The New Yorker reported on it exceptionally and I’d like to share part of the article: 

“Unlike the aggressive, competitive, and sometimes vicious player whom we watch on the court, Durant was open, vulnerable, emotionally brave, and sincere. He reminded everyone not only of his own humanity but also of that of his teammates. They joined him onstage, and he took the time to address each of them, often sharing deeply personal stories. Many were fighting tears, too. This was just an acceptance speech for a league award, not something like the State of the Union, and so the theatrics were a little over the top, but moving nevertheless—like a wedding speech that goes on for way too long but which you never want to end. He spoke at length about Russell Westbrook. He told him that he loved him, and it didn’t seem like mere jock hyperbole. Durant mentioned that the team’s equipment guy had given him a hug and said, ‘This is my first M.V.P.’

Yet Durant’s most memorable remarks, the kind of thrilling moment that indeed will be remembered in history, came when he spoke about his family. He told his brother, step-brother, and father that he loved them, and then he spoke to his mother, Wanda:

The odds were stacked against us. Single parent with two boys by the time you were twenty-one years old. Everybody told us we weren’t supposed to be here. We moved from apartment to apartment by ourselves. One of the best memories I had was when we moved into our first apartment. No bed, no furniture, and we just all sat in the living room and just hugged each other. We thought we’d made it.

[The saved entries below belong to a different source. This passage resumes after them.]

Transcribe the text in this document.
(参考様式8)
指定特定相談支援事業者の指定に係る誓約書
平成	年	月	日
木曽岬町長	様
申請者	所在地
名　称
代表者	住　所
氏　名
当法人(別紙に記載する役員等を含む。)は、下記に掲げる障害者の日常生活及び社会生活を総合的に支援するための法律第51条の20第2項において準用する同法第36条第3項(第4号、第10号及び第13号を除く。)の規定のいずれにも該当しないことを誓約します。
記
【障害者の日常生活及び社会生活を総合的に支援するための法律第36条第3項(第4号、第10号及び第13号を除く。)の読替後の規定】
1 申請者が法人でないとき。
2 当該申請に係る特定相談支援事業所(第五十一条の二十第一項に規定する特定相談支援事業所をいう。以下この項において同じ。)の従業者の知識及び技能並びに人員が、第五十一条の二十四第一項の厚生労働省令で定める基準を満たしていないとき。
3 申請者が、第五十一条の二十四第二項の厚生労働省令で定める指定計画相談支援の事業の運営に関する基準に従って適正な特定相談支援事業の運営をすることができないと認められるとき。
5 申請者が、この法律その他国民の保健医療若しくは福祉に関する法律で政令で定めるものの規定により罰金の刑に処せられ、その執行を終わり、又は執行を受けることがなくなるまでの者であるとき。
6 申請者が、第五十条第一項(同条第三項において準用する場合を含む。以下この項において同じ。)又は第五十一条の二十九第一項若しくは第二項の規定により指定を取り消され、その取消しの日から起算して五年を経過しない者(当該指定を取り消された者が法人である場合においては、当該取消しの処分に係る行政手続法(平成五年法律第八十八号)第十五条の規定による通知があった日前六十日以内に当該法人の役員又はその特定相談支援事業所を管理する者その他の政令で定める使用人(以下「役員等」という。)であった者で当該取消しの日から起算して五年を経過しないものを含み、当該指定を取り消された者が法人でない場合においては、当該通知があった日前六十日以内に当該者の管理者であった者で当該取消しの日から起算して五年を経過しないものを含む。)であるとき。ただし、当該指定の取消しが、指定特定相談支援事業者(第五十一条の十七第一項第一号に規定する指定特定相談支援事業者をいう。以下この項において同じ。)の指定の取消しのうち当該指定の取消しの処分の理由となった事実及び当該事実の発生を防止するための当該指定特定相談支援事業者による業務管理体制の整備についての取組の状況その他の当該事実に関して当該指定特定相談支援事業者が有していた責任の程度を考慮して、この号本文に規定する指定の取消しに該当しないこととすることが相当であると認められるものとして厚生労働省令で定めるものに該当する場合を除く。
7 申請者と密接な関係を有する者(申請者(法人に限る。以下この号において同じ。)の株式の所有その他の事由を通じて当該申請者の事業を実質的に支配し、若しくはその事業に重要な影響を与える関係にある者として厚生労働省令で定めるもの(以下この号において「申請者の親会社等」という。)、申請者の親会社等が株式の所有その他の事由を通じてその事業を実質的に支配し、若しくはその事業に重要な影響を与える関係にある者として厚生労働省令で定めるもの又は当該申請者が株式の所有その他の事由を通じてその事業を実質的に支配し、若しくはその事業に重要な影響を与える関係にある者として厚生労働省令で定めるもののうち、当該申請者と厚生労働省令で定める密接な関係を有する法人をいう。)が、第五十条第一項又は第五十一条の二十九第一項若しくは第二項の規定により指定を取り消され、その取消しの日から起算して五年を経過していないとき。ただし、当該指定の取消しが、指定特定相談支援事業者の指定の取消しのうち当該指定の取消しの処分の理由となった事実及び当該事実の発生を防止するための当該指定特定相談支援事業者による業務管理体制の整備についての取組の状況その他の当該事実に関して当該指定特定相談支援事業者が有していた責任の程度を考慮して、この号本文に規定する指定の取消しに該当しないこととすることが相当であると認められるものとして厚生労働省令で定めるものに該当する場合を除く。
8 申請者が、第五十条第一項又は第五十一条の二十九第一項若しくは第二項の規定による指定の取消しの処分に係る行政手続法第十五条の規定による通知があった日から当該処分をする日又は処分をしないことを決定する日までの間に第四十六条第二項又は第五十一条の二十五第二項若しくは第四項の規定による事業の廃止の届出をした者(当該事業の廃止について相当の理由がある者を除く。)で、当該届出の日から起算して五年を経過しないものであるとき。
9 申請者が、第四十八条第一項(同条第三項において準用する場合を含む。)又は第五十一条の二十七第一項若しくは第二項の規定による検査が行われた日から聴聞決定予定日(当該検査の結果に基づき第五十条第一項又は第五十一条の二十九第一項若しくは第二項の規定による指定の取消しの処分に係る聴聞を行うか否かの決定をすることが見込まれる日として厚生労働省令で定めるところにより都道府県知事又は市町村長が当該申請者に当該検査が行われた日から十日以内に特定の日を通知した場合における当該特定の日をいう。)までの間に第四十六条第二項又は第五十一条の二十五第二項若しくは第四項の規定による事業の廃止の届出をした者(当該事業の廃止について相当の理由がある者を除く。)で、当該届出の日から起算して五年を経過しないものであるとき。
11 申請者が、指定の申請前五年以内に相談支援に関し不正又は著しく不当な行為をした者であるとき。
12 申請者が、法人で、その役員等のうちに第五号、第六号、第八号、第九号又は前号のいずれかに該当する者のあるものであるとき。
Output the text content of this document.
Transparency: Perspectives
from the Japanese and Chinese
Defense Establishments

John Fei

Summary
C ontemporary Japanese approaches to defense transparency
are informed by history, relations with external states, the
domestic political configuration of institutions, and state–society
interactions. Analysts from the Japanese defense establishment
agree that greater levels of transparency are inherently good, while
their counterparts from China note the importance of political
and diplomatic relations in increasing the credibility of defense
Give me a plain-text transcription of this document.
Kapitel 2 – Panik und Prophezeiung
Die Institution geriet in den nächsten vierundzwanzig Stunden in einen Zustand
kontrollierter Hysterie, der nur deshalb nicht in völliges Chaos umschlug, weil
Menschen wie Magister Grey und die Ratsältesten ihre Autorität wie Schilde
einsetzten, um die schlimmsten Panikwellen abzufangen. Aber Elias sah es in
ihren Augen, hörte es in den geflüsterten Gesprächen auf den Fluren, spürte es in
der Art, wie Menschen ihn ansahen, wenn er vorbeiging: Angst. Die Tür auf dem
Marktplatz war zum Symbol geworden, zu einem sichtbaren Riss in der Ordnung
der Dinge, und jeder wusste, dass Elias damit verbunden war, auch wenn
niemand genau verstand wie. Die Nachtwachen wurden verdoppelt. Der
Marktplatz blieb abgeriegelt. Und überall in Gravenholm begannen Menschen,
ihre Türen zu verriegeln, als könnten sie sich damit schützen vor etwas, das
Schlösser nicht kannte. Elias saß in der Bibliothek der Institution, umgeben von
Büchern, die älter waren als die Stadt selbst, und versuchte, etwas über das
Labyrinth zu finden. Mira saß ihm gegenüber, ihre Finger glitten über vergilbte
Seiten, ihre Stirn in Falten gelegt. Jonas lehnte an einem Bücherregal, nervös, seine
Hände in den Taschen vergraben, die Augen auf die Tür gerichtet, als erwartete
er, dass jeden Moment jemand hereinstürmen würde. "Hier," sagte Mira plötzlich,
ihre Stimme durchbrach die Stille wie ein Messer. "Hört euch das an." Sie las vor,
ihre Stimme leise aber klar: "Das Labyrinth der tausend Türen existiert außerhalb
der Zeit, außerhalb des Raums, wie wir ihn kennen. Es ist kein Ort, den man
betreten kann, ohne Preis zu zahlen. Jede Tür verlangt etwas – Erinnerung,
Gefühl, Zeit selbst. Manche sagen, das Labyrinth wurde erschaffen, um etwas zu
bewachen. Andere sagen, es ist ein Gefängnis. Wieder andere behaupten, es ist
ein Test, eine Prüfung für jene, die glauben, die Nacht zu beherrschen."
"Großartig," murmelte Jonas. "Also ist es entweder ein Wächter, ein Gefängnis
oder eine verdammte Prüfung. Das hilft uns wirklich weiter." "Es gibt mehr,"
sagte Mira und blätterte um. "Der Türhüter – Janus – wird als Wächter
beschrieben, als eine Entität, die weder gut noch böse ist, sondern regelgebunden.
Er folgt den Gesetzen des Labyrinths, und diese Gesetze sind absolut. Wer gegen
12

Durant told his mother, ‘We weren’t supposed to be here. You made us believe. You kept us off the street. You put clothes on our backs. Food on the table. When you didn’t eat, you made sure we ate. You went to sleep hungry. You sacrificed for us. You’re the real M.V.P.’ The N.B.A. should broadcast Durant’s speech this Mother’s Day, and on every one after it. Even the most jaded SuperSonics fan would have to grant that the moment was not only a sports dream but also the American dream come to life. Talk about making it.”

So here are examples of leadership at its most simple, purest and yet finest way. The armed service leaders who inspired Sinek’s book title and who always make sure the troops eat first… The MVP who acknowledges every team member first before acceptance and then his family… And finally, the mother who makes sure her kids eat first and is willing to go hungry.

As for the leader writing this blog and the opening story… I was embarrassed with my hopefully uncharacteristic self-focus. I took my full plate to the front of the group, hit myself playfully over the head with Sinek’s book, and explained that I was NOT a proponent of Leaders Eat FIRST. There was much laughter about it. I apologized, left my food on the plate, said my words, and then sheepishly ate later after people were through the food line. I hope they understood and forgave me.

Character Moves:

  1. As a leader, be very aware of the small/big things that define your leadership beliefs, and please… Eat last. Put your team first.
  2. When you screw up, admit it and get back to eating last… Aim to unconsciously make it a way of life.
  3. Care for and love every teammate, including the ones that you occasionally go toe-to-toe with. You need them and they need all of you.
  4. Always, not just on Mothers Day, thank and hug your first leader…Your mom. She always ate last.